A volte l'intelligenza può essere un problema. Federico Gaio, 23enne azzurro con legittime speranze di entrare tra i top-100, è un ragazzo molto sveglio ed è convinto che il livello medio dei tennisti, anche sul piano umano-culturale, si sia alzato rispetto a qualche anno fa. “L'ignoranza pura non esiste più”. Ma il tennis è uno sport talmente delicato che può esserci il problema opposto. L'intelligenza fa pensare. E pensare troppo non è sempre positivo. E' quanto capitato ad Andrea Petkovic. Donna di grande cultura, tanto affascinante quando divertente, capace di sostenere discussioni su qualsiasi argomento, ma anche di prendersi in giro come poche altre. Chi la conosce superficialmente, magari ricordando i suoi video su Youtube, o semplicemente la Petko-Dance, sarà rimasto stupito nel vederla piangere come una bambina, disperata, dopo il terrificante 6-0 6-0 incassato da Carla Suarez Navarro al WTA Elite Trophy di Zhuhai. Fu la conseguenza di un mix tra crisi personale ed agonistica che aveva messo in dubbio il suo futuro. Un pensiero più concreto rispetto a quello di qualche anno fa, quando pensò di mollare perché non ne poteva più degli infortuni, che la perseguitavano come una lugubre nuvoletta di Fantozzi. Le sue frasi dopo quel match facevano male, anche perché pronunciate da una ragazza il cui motore è sempre stato la passione. “Negli ultimi 2-3 mesi ho perso la passione per il tennis – aveva detto – quando stavo a casa ero felice, ma al momento di tornare nel circuito sono entrata in depressione. Ero talmente triste da non volermi nemmeno alzare dal letto”. Il segreto era tanto banale quanto doloroso: mamma Amira stava male, ma lei non ha mai smesso di allenarsi e girare il mondo. “Ogni singolo minuto era una tortura”. Una come lei, con le sue qualità, non avrebbe nessun problema a trovare altro da fare. “Per la prima volta, nel 2015 ho avuto la sensazione di perdere tempo nel giocare a tennis”.
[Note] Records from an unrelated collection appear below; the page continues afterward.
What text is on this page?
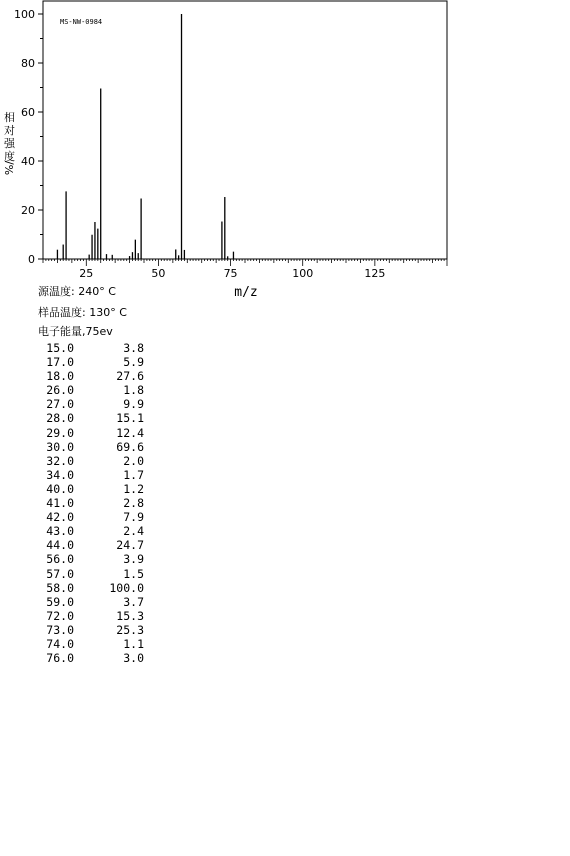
MS-NW-0984
0
20
40
60
80
100
25	50	75	100	125
%/
相
对
强
度
m/z
源温度: 240° C
样品温度: 130° C
电子能量,75ev
15.0	3.8
17.0	5.9
18.0	27.6
26.0	1.8
27.0	9.9
28.0	15.1
29.0	12.4
30.0	69.6
32.0	2.0
34.0	1.7
40.0	1.2
41.0	2.8
42.0	7.9
43.0	2.4
44.0	24.7
56.0	3.9
57.0	1.5
58.0	100.0
59.0	3.7
72.0	15.3
73.0	25.3
74.0	1.1
76.0	3.0
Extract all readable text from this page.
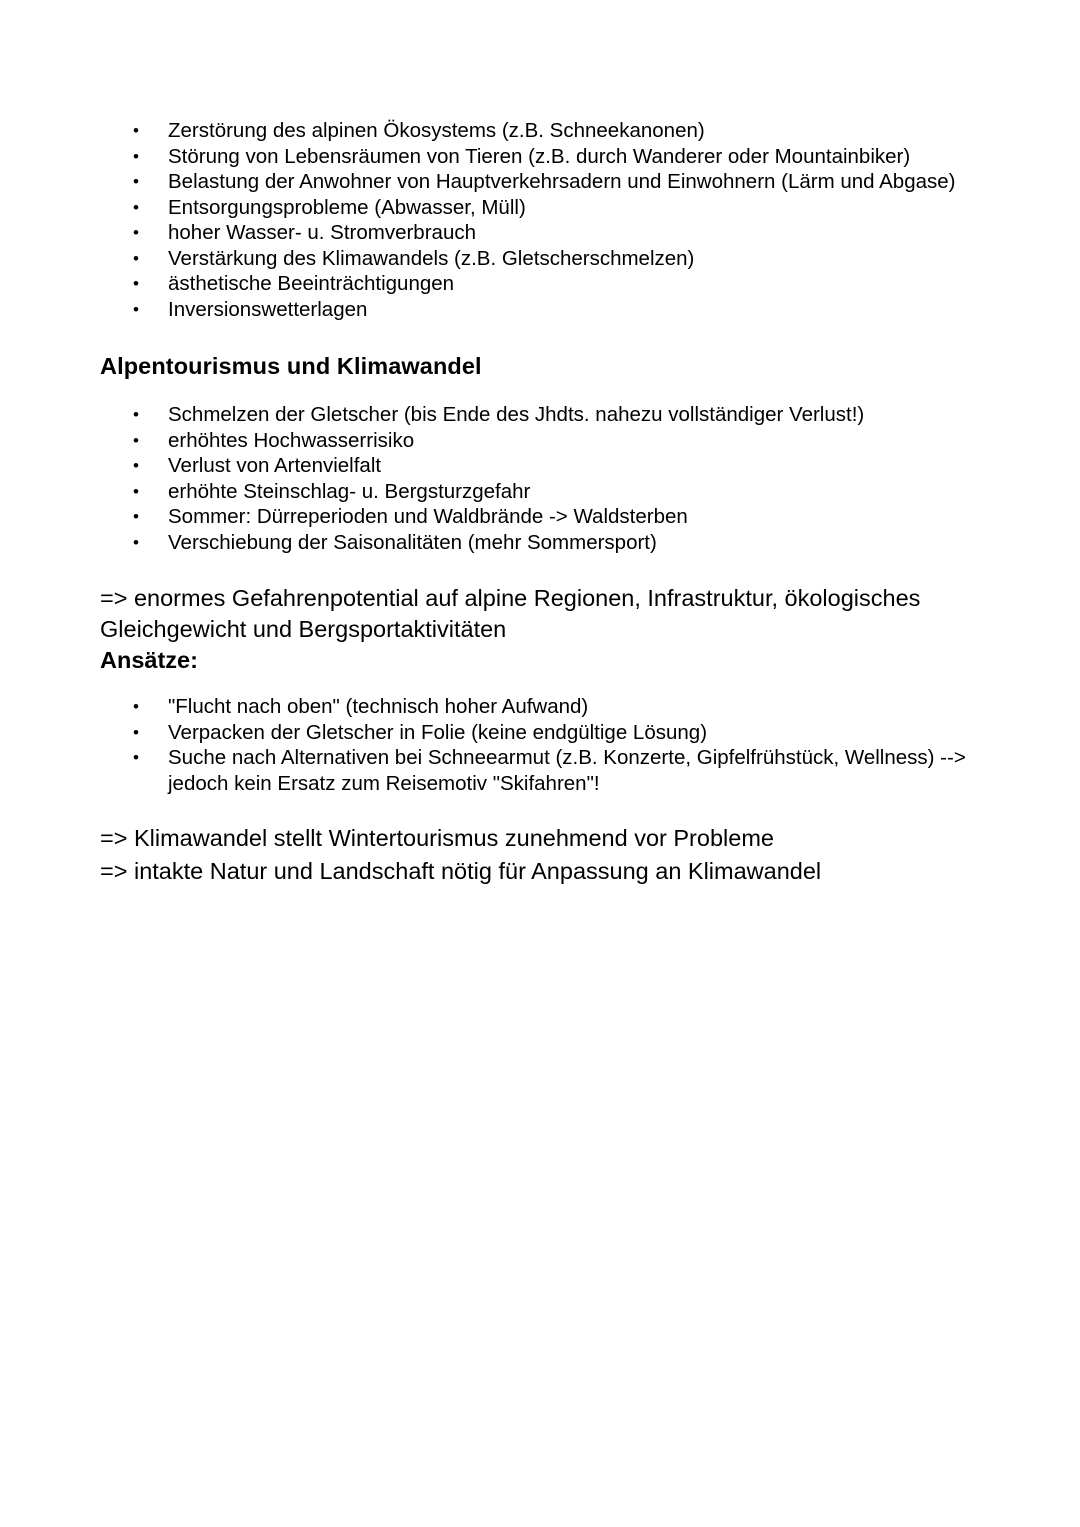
• Zerstörung des alpinen Ökosystems (z.B. Schneekanonen)
• Störung von Lebensräumen von Tieren (z.B. durch Wanderer oder Mountainbiker)
• Belastung der Anwohner von Hauptverkehrsadern und Einwohnern (Lärm und Abgase)
• Entsorgungsprobleme (Abwasser, Müll)
• hoher Wasser- u. Stromverbrauch
• Verstärkung des Klimawandels (z.B. Gletscherschmelzen)
• ästhetische Beeinträchtigungen
• Inversionswetterlagen
Alpentourismus und Klimawandel
• Schmelzen der Gletscher (bis Ende des Jhdts. nahezu vollständiger Verlust!)
• erhöhtes Hochwasserrisiko
• Verlust von Artenvielfalt
• erhöhte Steinschlag- u. Bergsturzgefahr
• Sommer: Dürreperioden und Waldbrände -> Waldsterben
• Verschiebung der Saisonalitäten (mehr Sommersport)

=> enormes Gefahrenpotential auf alpine Regionen, Infrastruktur, ökologisches Gleichgewicht und Bergsportaktivitäten

Ansätze:

• "Flucht nach oben" (technisch hoher Aufwand)
• Verpacken der Gletscher in Folie (keine endgültige Lösung)
• Suche nach Alternativen bei Schneearmut (z.B. Konzerte, Gipfelfrühstück, Wellness) --> jedoch kein Ersatz zum Reisemotiv "Skifahren"!

=> Klimawandel stellt Wintertourismus zunehmend vor Probleme

=> intakte Natur und Landschaft nötig für Anpassung an Klimawandel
QUEL SOGNO OLIMPICO IN SOSPESO
Il timore è rientrato nell'ospitata di qualche giorno fa presso gli studi di ZDF, secondo canale della TV tedesca, la cui audience è elevatissima. Un'intervista di un quarto d'ora ha restituito la Petkovic più bella, capace di ridere e raccontarsi senza ombre. Maglia attillata marrone scuro, gonna arancione e scarpe nere, ha raccontato quello che le è successo nel 2015, che pure era iniziato piuttosto bene con il titolo ad Anversa, il sesto in carriera. Dopo la famigerata partita di Zhuhai, tuttavia, si è sentita piombare dentro a un buco. "Tutto era una calvario e mi sono domandata se volessi continuare a giocare”. La sensibilità per le vicende familiari non le ha impedito di continuare ad allenarsi tre ore al giorno, andare in palestra e fare “tutto quel che dovevo, anche perché sono tedesca”. All'improvviso, la Petkovic ha sentito il peso della vita da tennista. Ogni settimana è la stessa storia: aeroporto, albergo e campi di allenamento. "E' tutto è molto superficiale quando sei in giro per il mondo”. A ben vedere, la superficialità ci ha travolto un po' dappertutto. Ma per la Petkovic è dura rassegnarsi, giacché sa maneggiare con la stessa capacità musica, arte, cultura e persino politica. Papà Zoran ha sempre detto che la figlia era incredibilmente brava a scuola. Un talento naturale, superiore rispetto a quello per il tennis, dove peraltro non si distingue per fantasia. E forse, anche se è bello vederla danzare dopo un successo, o anche soltanto sorridere, vien da pensare che forse sarebbe più realizzata occupandosi d'altro. Ma per ora non se ne parla. Nel 2016 sarà regolarmente ai nastri di partenza. Lo ha detto ai microfoni di ZDF, davanti a milioni di tedeschi, e non può rimangiarsi la parola. Anche perché ha una forte motivazione: le Olimpiadi di Rio de Janeiro. Nel 2012 non era a Londra perché stava recuperando da un grave infortunio alla caviglia. Stavolta vuole esserci e magari andare più avanti possibile. “Le Olimpiadi? Il pensiero di giocarle mi fa sentire come una ragazzina alle prime armi, piena di entusiasmo”. Per lei, balcanica nel cuore ma tedesca nel cervello, l'Olimpiade sarà davvero qualcosa di speciale. Dopo, si vedrà.